Alcohol misuse can have a significant impact on mental health, and it's not uncommon for people to experience depression after they stop drinking. Fortunately, there are several evidence-based treatment options available for people who suffer from depression after they stop drinking. But why do depression and alcohol addiction seem to go hand in hand? And what causes depression after you stop drinking? In this article, we'll explore the link between alcohol and depression, as well as the treatment options available for people who stopped drinking and are now depressed.When someone drinks heavily for weeks, months, or years, they may experience unwanted physical and mental symptoms when they try to stop. This is because alcohol misuse changes the way the brain works.
These symptoms, also known as withdrawal, can be mild or severe. Drinking to cope with depression may provide some short-term relief, but even moderate levels of alcohol consumption can worsen symptoms of depression.Feelings of depression after you stop drinking are a completely normal, if uncomfortable, side effect of long-term alcohol use. Another way to explain why he stopped drinking and is now depressed is to say that the depression started first. If any of these symptoms cause you distress, interfere with your daily life, or lead you to consider drinking again, seeking professional help to manage depression and substance use disorder can provide substantial relief.
Treatment Options for Depression After Stopping DrinkingRehab centers that offer dual diagnostic care often offer a dynamic approach to treating depression after drinking.
This type of care combines evidence-based treatments for both substance use disorder and mental health issues. Treatment options may include cognitive behavioral therapy (CBT), dialectical behavior therapy (DBT), medication management, and family therapy.CBT is a type of psychotherapy that helps people identify and change negative thought patterns that contribute to their depression. DBT is a type of CBT that focuses on helping people regulate their emotions and develop healthier coping skills. Medication management involves taking medications prescribed by a doctor to help manage symptoms of depression.Family therapy can also be beneficial for people who stopped drinking and are now depressed.
This type of therapy helps family members understand how addiction affects their loved one's life and how they can support them in recovery. It also helps family members learn how to set healthy boundaries and communicate more effectively.
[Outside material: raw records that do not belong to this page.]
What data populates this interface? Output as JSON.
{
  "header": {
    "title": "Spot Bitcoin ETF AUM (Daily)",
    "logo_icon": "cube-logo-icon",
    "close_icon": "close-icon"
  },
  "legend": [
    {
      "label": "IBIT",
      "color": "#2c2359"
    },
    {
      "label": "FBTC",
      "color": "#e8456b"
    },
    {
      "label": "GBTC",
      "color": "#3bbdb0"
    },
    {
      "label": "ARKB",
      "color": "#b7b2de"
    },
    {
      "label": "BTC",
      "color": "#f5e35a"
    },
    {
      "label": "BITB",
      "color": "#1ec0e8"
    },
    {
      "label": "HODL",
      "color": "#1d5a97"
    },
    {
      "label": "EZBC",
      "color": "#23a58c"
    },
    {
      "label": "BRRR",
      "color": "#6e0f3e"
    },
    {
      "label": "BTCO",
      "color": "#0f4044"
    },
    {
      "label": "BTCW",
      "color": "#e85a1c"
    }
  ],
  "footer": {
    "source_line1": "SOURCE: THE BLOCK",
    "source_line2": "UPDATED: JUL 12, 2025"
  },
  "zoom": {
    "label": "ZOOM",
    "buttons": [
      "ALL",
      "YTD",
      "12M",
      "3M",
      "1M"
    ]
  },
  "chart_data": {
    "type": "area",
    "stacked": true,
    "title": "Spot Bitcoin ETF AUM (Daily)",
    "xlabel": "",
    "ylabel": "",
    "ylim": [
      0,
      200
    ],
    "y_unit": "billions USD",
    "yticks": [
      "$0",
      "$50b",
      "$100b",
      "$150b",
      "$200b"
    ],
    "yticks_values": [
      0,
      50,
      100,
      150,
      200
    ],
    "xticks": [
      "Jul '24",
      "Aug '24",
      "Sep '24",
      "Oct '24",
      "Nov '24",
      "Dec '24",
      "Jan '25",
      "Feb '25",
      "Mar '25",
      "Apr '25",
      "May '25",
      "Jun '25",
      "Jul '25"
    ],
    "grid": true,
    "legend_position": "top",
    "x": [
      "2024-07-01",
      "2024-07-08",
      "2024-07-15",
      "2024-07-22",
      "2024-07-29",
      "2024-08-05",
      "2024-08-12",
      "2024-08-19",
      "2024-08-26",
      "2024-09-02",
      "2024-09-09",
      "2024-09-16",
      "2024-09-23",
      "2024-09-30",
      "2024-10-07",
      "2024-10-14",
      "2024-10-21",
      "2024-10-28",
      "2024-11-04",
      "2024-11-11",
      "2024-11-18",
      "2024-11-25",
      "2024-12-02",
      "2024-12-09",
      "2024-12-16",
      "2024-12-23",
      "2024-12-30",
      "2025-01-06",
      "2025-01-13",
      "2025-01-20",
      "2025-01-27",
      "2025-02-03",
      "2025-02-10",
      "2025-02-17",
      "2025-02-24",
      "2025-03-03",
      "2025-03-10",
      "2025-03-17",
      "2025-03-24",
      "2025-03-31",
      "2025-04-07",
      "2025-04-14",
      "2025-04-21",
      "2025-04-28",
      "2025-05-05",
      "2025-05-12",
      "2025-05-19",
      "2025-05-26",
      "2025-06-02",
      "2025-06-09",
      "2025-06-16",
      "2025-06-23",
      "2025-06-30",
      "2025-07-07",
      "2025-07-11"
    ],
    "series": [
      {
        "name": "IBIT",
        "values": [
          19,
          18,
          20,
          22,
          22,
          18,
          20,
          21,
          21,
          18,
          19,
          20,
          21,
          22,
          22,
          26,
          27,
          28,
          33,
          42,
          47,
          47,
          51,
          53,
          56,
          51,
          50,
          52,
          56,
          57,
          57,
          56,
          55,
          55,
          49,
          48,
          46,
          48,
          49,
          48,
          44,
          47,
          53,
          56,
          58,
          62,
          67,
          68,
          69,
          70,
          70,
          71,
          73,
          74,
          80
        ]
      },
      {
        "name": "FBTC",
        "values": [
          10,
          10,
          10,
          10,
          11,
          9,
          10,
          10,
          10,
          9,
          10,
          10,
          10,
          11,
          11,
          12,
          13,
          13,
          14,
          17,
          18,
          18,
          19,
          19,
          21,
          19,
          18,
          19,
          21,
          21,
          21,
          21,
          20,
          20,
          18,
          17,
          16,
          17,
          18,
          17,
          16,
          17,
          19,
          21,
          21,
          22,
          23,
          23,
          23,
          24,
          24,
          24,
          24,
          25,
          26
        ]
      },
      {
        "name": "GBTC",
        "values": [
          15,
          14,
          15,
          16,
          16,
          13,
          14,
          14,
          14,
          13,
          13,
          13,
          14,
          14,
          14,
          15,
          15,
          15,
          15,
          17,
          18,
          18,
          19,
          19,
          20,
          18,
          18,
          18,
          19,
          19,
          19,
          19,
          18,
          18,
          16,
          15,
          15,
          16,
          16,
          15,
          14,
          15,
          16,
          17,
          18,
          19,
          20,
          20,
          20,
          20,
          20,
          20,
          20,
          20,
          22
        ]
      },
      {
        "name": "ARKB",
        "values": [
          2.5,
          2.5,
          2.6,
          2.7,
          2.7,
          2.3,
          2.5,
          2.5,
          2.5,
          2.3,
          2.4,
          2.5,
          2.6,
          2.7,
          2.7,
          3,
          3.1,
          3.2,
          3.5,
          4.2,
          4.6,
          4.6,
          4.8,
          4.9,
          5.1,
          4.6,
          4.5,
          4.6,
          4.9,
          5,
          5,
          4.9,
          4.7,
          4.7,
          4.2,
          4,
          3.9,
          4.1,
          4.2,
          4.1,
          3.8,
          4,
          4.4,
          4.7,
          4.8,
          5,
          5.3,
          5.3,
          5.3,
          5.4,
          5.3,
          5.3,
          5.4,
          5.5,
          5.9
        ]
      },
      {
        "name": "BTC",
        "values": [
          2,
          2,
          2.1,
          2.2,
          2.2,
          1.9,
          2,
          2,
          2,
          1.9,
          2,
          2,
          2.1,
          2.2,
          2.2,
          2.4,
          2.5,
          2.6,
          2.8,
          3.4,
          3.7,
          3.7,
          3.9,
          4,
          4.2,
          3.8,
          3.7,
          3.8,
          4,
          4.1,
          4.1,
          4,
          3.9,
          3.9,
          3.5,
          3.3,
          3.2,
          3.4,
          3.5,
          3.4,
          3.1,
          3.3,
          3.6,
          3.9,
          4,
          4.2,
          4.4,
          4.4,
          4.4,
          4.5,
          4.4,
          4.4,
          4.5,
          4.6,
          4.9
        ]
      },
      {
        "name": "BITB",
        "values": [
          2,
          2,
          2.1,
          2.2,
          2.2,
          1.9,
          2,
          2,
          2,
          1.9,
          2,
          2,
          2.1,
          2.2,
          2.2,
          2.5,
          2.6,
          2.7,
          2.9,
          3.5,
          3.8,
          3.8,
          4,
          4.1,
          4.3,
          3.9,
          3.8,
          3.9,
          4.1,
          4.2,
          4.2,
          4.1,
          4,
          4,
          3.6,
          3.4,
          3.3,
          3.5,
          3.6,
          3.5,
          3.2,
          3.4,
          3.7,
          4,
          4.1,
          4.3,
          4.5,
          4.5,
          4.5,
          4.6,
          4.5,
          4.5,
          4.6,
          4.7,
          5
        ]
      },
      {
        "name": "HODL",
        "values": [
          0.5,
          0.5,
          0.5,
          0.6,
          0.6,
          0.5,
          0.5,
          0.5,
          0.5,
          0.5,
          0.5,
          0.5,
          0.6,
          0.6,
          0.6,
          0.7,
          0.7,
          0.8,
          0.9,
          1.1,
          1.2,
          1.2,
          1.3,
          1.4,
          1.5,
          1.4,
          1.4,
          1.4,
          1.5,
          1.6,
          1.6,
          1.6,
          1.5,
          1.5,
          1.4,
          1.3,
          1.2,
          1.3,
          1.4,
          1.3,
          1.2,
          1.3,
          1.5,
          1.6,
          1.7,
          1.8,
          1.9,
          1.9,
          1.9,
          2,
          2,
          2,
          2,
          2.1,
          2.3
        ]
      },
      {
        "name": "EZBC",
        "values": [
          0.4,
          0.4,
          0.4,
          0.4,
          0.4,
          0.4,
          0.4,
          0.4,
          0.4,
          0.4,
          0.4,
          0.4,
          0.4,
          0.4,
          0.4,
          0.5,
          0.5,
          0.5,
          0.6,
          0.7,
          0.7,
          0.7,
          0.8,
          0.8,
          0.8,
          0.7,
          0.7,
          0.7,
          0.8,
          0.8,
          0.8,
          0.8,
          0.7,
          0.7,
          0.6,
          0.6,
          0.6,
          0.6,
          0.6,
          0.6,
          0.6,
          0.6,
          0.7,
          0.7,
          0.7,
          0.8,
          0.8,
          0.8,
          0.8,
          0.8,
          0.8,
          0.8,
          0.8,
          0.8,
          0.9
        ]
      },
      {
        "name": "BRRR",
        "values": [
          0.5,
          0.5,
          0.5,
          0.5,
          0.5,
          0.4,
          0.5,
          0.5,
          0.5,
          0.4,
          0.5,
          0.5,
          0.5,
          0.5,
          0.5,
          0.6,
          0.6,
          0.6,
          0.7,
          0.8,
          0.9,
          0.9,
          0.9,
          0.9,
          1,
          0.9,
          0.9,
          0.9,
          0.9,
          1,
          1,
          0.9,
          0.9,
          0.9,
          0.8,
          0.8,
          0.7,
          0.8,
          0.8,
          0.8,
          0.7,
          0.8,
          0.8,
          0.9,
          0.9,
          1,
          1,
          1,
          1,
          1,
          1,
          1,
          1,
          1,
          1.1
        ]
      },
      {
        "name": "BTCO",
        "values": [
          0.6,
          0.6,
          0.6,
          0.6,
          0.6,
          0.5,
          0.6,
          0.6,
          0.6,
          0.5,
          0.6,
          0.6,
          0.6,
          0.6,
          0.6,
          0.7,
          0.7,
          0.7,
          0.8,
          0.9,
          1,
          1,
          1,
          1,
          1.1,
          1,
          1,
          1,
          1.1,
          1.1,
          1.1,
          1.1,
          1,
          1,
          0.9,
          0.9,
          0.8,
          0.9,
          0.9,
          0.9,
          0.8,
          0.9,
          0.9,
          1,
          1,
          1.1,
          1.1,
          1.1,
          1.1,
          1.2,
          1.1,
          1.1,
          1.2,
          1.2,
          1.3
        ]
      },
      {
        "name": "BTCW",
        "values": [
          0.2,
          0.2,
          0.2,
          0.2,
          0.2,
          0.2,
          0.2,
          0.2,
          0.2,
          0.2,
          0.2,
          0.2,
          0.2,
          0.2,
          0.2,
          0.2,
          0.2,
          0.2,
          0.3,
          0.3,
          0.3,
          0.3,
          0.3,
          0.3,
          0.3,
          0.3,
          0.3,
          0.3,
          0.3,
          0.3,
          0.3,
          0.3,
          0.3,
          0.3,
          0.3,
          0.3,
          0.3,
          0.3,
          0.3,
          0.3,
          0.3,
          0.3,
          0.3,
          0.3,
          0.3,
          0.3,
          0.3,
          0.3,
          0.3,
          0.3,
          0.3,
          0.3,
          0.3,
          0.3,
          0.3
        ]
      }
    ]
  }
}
ConclusionDepression in people with alcohol use disorder can be a sign of a mental illness that has been present from the start, or it can develop after they stop drinking. All too often, the side effects of stopping drinking cause people to return to active consumption and worsen depressive symptoms. If depression isn't treated after they stop drinking, people may begin to feel that a life in recovery isn't pleasant or worthwhile.
If any of these symptoms cause you distress, interfere with your daily life, or lead you to consider drinking again, seeking professional help to manage depression and substance use disorder can provide substantial relief.